Table with columns: Benchmark, Skill tested, Metric| Benchmark | Skill tested | Metric |
|---|
| FinQA | Numerical reasoning over financial tables | accuracy |
| ConvFinQA | Multi-turn numerical reasoning | accuracy |
| FPB (Financial PhraseBank) | News sentiment (3-class) | accuracy |
| Headlines | Gold-news headline classification | accuracy |
| FiQA-SA | Aspect-based sentiment | accuracy |
|
🧭 Why the mixed results
- CPT helped reasoning but shifted the model's "voice." Teaching it on raw
filings/news sharpened math-over-tables, but nudged its calibration on simple
classification.
- The FiQA-SA drop is partly a measurement artifact. The final model learned a
chat format, but the multiple-choice benchmarks are scored on raw text likelihood
without the chat template — which disadvantages chat-tuned models. Re-scoring
with the chat template applied is the top recommended next step and would likely
recover much of the classification gap.
- This was a lightweight CPT (a LoRA adapter over ~0.2B tokens). A heavier /
full-parameter continued pre-training would likely shift the trade-off.
🚀 How to use
from transformers import AutoModelForCausalLM, AutoTokenizer
model_id = "JahangirAtMaxint/Finsight-Qwen3-14B-CPT-SFT"
tok = AutoTokenizer.from_pretrained(model_id)
model = AutoModelForCausalLM.from_pretrained(model_id, torch_dtype="auto", device_map="auto")
messages = [{"role": "user", "content": "What does a rising debt-to-equity ratio tell an investor?"}]
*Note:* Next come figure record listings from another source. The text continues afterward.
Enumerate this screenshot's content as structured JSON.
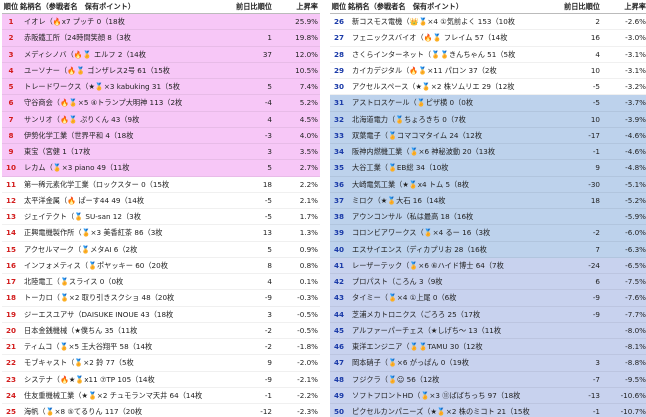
{
  "headers": {
    "rank": "順位",
    "name": "銘柄名（参戦者名　保有ポイント）",
    "diff": "前日比順位",
    "rate": "上昇率"
  },
  "colors": {
    "top10": "#f7c7f7",
    "middle": "#ffffff",
    "bottom": "#bdd2ec",
    "bottom_alt": "#c8d2ee",
    "rank_top": "#d21c1c",
    "rank_bottom": "#1a3aa8"
  },
  "left": [
    {
      "rank": "1",
      "name": "イオレ（🔥x7 プッチ 0（18枚",
      "diff": "",
      "rate": "25.9%"
    },
    {
      "rank": "2",
      "name": "赤阪鐵工所（24時間笑顔 8（3枚",
      "diff": "1",
      "rate": "19.8%"
    },
    {
      "rank": "3",
      "name": "メディシノバ（🔥🏅 エルフ 2（14枚",
      "diff": "37",
      "rate": "12.0%"
    },
    {
      "rank": "4",
      "name": "ユーソナー（🔥🏅 ゴンザレス2号 61（15枚",
      "diff": "",
      "rate": "10.5%"
    },
    {
      "rank": "5",
      "name": "トレードワークス（★🏅×3 kabuking 31（5枚",
      "diff": "5",
      "rate": "7.4%"
    },
    {
      "rank": "6",
      "name": "守谷商会（🔥🏅×5 ④トランプ大明神 113（2枚",
      "diff": "-4",
      "rate": "5.2%"
    },
    {
      "rank": "7",
      "name": "サンリオ（🔥🏅 ぷりくん 43（9枚",
      "diff": "4",
      "rate": "4.5%"
    },
    {
      "rank": "8",
      "name": "伊勢化学工業（世界平和 4（18枚",
      "diff": "-3",
      "rate": "4.0%"
    },
    {
      "rank": "9",
      "name": "東宝（宮健 1（17枚",
      "diff": "3",
      "rate": "3.5%"
    },
    {
      "rank": "10",
      "name": "レカム（🏅×3 piano 49（11枚",
      "diff": "5",
      "rate": "2.7%"
    },
    {
      "rank": "11",
      "name": "第一稀元素化学工業（ロックスター 0（15枚",
      "diff": "18",
      "rate": "2.2%"
    },
    {
      "rank": "12",
      "name": "太平洋金属（🔥 ぱーす44 49（14枚",
      "diff": "-5",
      "rate": "2.1%"
    },
    {
      "rank": "13",
      "name": "ジェイテクト（🏅 SU-san 12（3枚",
      "diff": "-5",
      "rate": "1.7%"
    },
    {
      "rank": "14",
      "name": "正興電機製作所（🏅×3 美香紅茶 86（3枚",
      "diff": "13",
      "rate": "1.3%"
    },
    {
      "rank": "15",
      "name": "アクセルマーク（🏅メタAI 6（2枚",
      "diff": "5",
      "rate": "0.9%"
    },
    {
      "rank": "16",
      "name": "インフォメティス（🏅ポヤッキー 60（20枚",
      "diff": "8",
      "rate": "0.8%"
    },
    {
      "rank": "17",
      "name": "北陸電工（🏅スライス 0（0枚",
      "diff": "4",
      "rate": "0.1%"
    },
    {
      "rank": "18",
      "name": "トーカロ（🏅×2 取り引きスクショ 48（20枚",
      "diff": "-9",
      "rate": "-0.3%"
    },
    {
      "rank": "19",
      "name": "ジーエスユアサ（DAISUKE INOUE 43（18枚",
      "diff": "3",
      "rate": "-0.5%"
    },
    {
      "rank": "20",
      "name": "日本金銭機械（★僕ちん 35（11枚",
      "diff": "-2",
      "rate": "-0.5%"
    },
    {
      "rank": "21",
      "name": "ティムコ（🏅×5 王大谷翔平 58（14枚",
      "diff": "-2",
      "rate": "-1.8%"
    },
    {
      "rank": "22",
      "name": "モブキャスト（🏅×2 鈴 77（5枚",
      "diff": "9",
      "rate": "-2.0%"
    },
    {
      "rank": "23",
      "name": "システナ（🔥★🏅x11 ⑦TP 105（14枚",
      "diff": "-9",
      "rate": "-2.1%"
    },
    {
      "rank": "24",
      "name": "住友重機械工業（★🏅×2 チュモランマ天井 64（14枚",
      "diff": "-1",
      "rate": "-2.2%"
    },
    {
      "rank": "25",
      "name": "海帆（🏅×8 ⑤てるりん 117（20枚",
      "diff": "-12",
      "rate": "-2.3%"
    }
  ],
  "right": [
    {
      "rank": "26",
      "name": "新コスモス電機（👑🏅×4 ①気前よく 153（10枚",
      "diff": "2",
      "rate": "-2.6%"
    },
    {
      "rank": "27",
      "name": "フェニックスバイオ（🔥🏅 フレイム 57（14枚",
      "diff": "16",
      "rate": "-3.0%"
    },
    {
      "rank": "28",
      "name": "さくらインターネット（🏅🏅きんちゃん 51（5枚",
      "diff": "4",
      "rate": "-3.1%"
    },
    {
      "rank": "29",
      "name": "カイカデジタル（🔥🏅×11 パロン 37（2枚",
      "diff": "10",
      "rate": "-3.1%"
    },
    {
      "rank": "30",
      "name": "アクセルスペース（★🏅×2 株ソムリエ 29（12枚",
      "diff": "-5",
      "rate": "-3.2%"
    },
    {
      "rank": "31",
      "name": "アストロスケール（🏅ピザ横 0（0枚",
      "diff": "-5",
      "rate": "-3.7%"
    },
    {
      "rank": "32",
      "name": "北海道電力（🏅ちょろきち 0（7枚",
      "diff": "10",
      "rate": "-3.9%"
    },
    {
      "rank": "33",
      "name": "双葉電子（🏅コマコマタイム 24（12枚",
      "diff": "-17",
      "rate": "-4.6%"
    },
    {
      "rank": "34",
      "name": "阪神内燃機工業（🏅×6 神秘波動 20（13枚",
      "diff": "-1",
      "rate": "-4.6%"
    },
    {
      "rank": "35",
      "name": "大谷工業（🏅EB総 34（10枚",
      "diff": "9",
      "rate": "-4.8%"
    },
    {
      "rank": "36",
      "name": "大崎電気工業（★🏅x4 トム 5（8枚",
      "diff": "-30",
      "rate": "-5.1%"
    },
    {
      "rank": "37",
      "name": "ミロク（★🏅大石 16（14枚",
      "diff": "18",
      "rate": "-5.2%"
    },
    {
      "rank": "38",
      "name": "アウンコンサル（私は最高 18（16枚",
      "diff": "",
      "rate": "-5.9%"
    },
    {
      "rank": "39",
      "name": "コロンビアワークス（🏅×4 るー 16（3枚",
      "diff": "-2",
      "rate": "-6.0%"
    },
    {
      "rank": "40",
      "name": "エスサイエンス（ディカプリお 28（16枚",
      "diff": "7",
      "rate": "-6.3%"
    },
    {
      "rank": "41",
      "name": "レーザーテック（🏅×6 ⑥ハイド博士 64（7枚",
      "diff": "-24",
      "rate": "-6.5%"
    },
    {
      "rank": "42",
      "name": "プロパスト（ころん 3（9枚",
      "diff": "6",
      "rate": "-7.5%"
    },
    {
      "rank": "43",
      "name": "タイミー（🏅×4 ①上尾 0（6枚",
      "diff": "-9",
      "rate": "-7.6%"
    },
    {
      "rank": "44",
      "name": "芝浦メカトロニクス（ごろろ 25（17枚",
      "diff": "-9",
      "rate": "-7.7%"
    },
    {
      "rank": "45",
      "name": "アルファーパーチェス（★しげち～ 13（11枚",
      "diff": "",
      "rate": "-8.0%"
    },
    {
      "rank": "46",
      "name": "東洋エンジニア（🏅🏅TAMU 30（12枚",
      "diff": "",
      "rate": "-8.1%"
    },
    {
      "rank": "47",
      "name": "岡本硝子（🏅×6 がっぱん 0（19枚",
      "diff": "3",
      "rate": "-8.8%"
    },
    {
      "rank": "48",
      "name": "フジクラ（🏅☺ 56（12枚",
      "diff": "-7",
      "rate": "-9.5%"
    },
    {
      "rank": "49",
      "name": "ソフトフロントHD（🏅×3 ⑪ばばちっち 97（18枚",
      "diff": "-13",
      "rate": "-10.6%"
    },
    {
      "rank": "50",
      "name": "ピクセルカンパニーズ（★🏅×2 株のミコト 21（15枚",
      "diff": "-1",
      "rate": "-10.7%"
    }
  ]
}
text = tok.apply_chat_template(messages, tokenize=False, add_generation_prompt=True)
out = model.generate(**tok(text, return_tensors="pt").to(model.device), max_new_tokens=256)
print(tok.decode(out[0], skip_special_tokens=True))
The model uses a ChatML chat template — use apply_chat_template for
instruction-style prompts.
⚙️ Training details
- Base: Qwen/Qwen3-14B-Base (Apache-2.0, pre-training-only)
- CPT: QLoRA (4-bit NF4 + LoRA r=64, α=128), packed seq len 2048, effective batch
128, lr 2e-4 cosine, 800 steps (~0.2B tokens), Flash-Attention 2.
- SFT: QLoRA (r=32, α=64) on the CPT weights, ChatML template, packed seq len 2048,
effective batch 128, 2 epochs.
- Hardware: 8× NVIDIA A100 SXM4 40 GB (AWS p4d.24xlarge). End-to-end ~20 h
(CPT ~5 h, SFT ~2 h, benchmarking the rest).
- Reproducibility: the full run report, minute-by-minute timeline, and raw
per-benchmark eval JSONs are in the
finsight_run/ folder of this repo.
⚠️ Limitations
Research artifact, not production-ready. No net benchmark lift on average; not
safety-aligned. Not financial advice — always verify numerical outputs.